But it is uncertain how India’s internal migrants will navigate these opportunities. There is almost no data available to study this population. India’s national labour market surveys were discontinued in 2016. In 2018, India’s government also discontinued the Labour Bureau’s Quarterly Enterprise surveys. The government now relies on limited surveys from the Periodic Labour Force Survey that gathers short-term data for selected urban areas. Private entities, such as the Centre for Monitoring Indian Economy, produce estimates of unemployment that seem at odds with the economic trends reported by the government.

Evidence from small studies suggests that migrants suffered significant losses during the COVID-19 pandemic. Analysis from the International Labour Organization found that Indians aged 15–64 lost an average of 14.6 per cent and 6.3 per cent of their work hours in 2020 and 2021 respectively — nearly double the global rate. Another study showed that formal workers’ wages fell 3.6 per cent and informal workers’ wages fell 22.6 per cent.
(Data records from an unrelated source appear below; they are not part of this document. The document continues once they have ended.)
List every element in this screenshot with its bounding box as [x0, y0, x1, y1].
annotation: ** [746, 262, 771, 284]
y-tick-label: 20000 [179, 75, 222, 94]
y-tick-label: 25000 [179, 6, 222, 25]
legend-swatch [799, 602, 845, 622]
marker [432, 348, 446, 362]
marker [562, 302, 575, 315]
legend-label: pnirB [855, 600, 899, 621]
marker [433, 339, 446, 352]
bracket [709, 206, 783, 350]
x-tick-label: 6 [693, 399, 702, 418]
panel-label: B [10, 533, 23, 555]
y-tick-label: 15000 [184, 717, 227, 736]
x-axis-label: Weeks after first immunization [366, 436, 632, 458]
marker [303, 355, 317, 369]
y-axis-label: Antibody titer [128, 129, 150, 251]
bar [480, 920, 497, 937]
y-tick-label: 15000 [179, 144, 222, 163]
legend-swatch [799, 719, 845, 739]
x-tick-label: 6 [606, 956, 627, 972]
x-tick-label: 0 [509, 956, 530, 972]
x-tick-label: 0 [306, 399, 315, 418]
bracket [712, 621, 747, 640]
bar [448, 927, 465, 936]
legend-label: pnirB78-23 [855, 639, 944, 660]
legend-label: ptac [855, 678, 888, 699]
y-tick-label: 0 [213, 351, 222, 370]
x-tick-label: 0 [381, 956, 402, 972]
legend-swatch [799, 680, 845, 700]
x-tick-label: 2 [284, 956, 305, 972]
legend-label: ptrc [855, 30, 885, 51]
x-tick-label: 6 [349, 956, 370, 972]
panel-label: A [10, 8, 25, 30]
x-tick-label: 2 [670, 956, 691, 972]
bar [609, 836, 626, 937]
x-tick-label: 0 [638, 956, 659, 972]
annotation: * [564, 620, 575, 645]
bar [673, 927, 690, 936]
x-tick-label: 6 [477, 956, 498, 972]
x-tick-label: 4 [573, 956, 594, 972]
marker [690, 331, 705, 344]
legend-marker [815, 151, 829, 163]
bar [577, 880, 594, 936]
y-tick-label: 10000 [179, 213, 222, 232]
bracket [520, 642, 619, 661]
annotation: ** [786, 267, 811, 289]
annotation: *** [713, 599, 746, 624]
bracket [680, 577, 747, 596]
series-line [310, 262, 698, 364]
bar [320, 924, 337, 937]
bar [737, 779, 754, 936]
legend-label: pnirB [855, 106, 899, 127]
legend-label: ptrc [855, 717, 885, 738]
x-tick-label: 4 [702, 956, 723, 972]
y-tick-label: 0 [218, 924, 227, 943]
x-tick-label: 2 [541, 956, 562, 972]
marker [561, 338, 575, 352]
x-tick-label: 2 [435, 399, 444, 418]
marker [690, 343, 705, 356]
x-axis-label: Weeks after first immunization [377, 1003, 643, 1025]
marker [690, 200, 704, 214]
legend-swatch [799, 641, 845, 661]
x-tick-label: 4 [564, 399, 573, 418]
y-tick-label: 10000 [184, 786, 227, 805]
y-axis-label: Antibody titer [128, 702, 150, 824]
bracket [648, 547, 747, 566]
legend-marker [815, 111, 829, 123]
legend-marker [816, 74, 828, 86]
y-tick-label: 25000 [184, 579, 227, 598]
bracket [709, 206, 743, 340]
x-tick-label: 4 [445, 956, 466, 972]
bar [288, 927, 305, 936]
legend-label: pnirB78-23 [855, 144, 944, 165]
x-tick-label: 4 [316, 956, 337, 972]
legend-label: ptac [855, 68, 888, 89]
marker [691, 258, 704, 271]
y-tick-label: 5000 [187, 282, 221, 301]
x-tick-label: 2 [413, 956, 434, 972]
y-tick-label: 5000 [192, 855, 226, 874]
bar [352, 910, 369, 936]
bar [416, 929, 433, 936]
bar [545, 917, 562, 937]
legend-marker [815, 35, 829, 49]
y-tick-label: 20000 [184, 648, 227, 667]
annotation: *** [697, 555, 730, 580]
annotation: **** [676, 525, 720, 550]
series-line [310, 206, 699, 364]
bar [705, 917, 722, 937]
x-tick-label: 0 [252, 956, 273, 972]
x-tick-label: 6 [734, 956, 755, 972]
There is also evidence that migrants are scared to return to the cities despite the losses they incurred. A longitudinal study found that while some male migrants have returned and even recovered their pre-pandemic incomes, many men have chosen to remain in rural areas, despite earning just 23 per cent of their previous income on average. Women migrants have regained less than 65 per cent of their pre-pandemic incomes regardless of where they are.

India’s labour market has also changed since the pandemic. Some migrants find that their old jobs are not paying what they used to. A complicating factor here is that India does not have a uniform minimum wage. India’s Economic Survey 2018–19 acknowledged that there are 1915 different minimum wages defined for various scheduled job categories across multiple states.

A new proposal that would limit the number of unique minimum wage rates to between 4–12 per state has not yet been passed. In the absence of a guarantee, a worker who returns to the city in search of employment may lack the confidence or negotiating power to bargain for higher wages.

There is also the possibility that expanded welfare programs could discourage migration. The government is in the midst of launching a new registration systems for unorganised workers. It has also rolled out new health insurance and social security schemes for them. India’s largest public works program, the Mahatma Gandhi National Rural Employment Guarantee Act, was also expanded. Evidence suggests that these safety nets are helpful, but coverage is still an issue — only 24 per cent of Indians have access to even one such scheme. It is unlikely that these schemes will provide long-term economic security.

Ultimately, the issues of missing data, vulnerability to job losses, eroded negotiating power and limited access to safety nets may stem from migrants’ lack of political organisation. According to India’s electoral rules, eligible voters can only vote in their ‘ordinary place of residence’. Most short-term migrants are unable to vote in their home constituencies. This leads to large-scale disenfranchisement and disempowerment. Until the images of desperate migrants walking home from cities went viral in March 2020, migrants were at the margins of politics and policy.

Here, a real bright spot for India’s migrant workers has recently emerged. On 28 December 2022, India’s Election Commission announced its intentions to pilot remote voting for domestic migrants, enabling them to vote in their home states. The key innovation here is a remote electronic voting machine that can verify voter identities and record votes for multiple constituencies. The machines are new and many of the details are yet to be worked out. But with sufficient oversight and accountability, migrants could emerge as an important voting bloc. This is a positive development for India’s rural migrants and Indian participatory democracy.

Shareen Joshi is Associate Professor in the Edmund A Walsh School of Foreign Service at Georgetown University.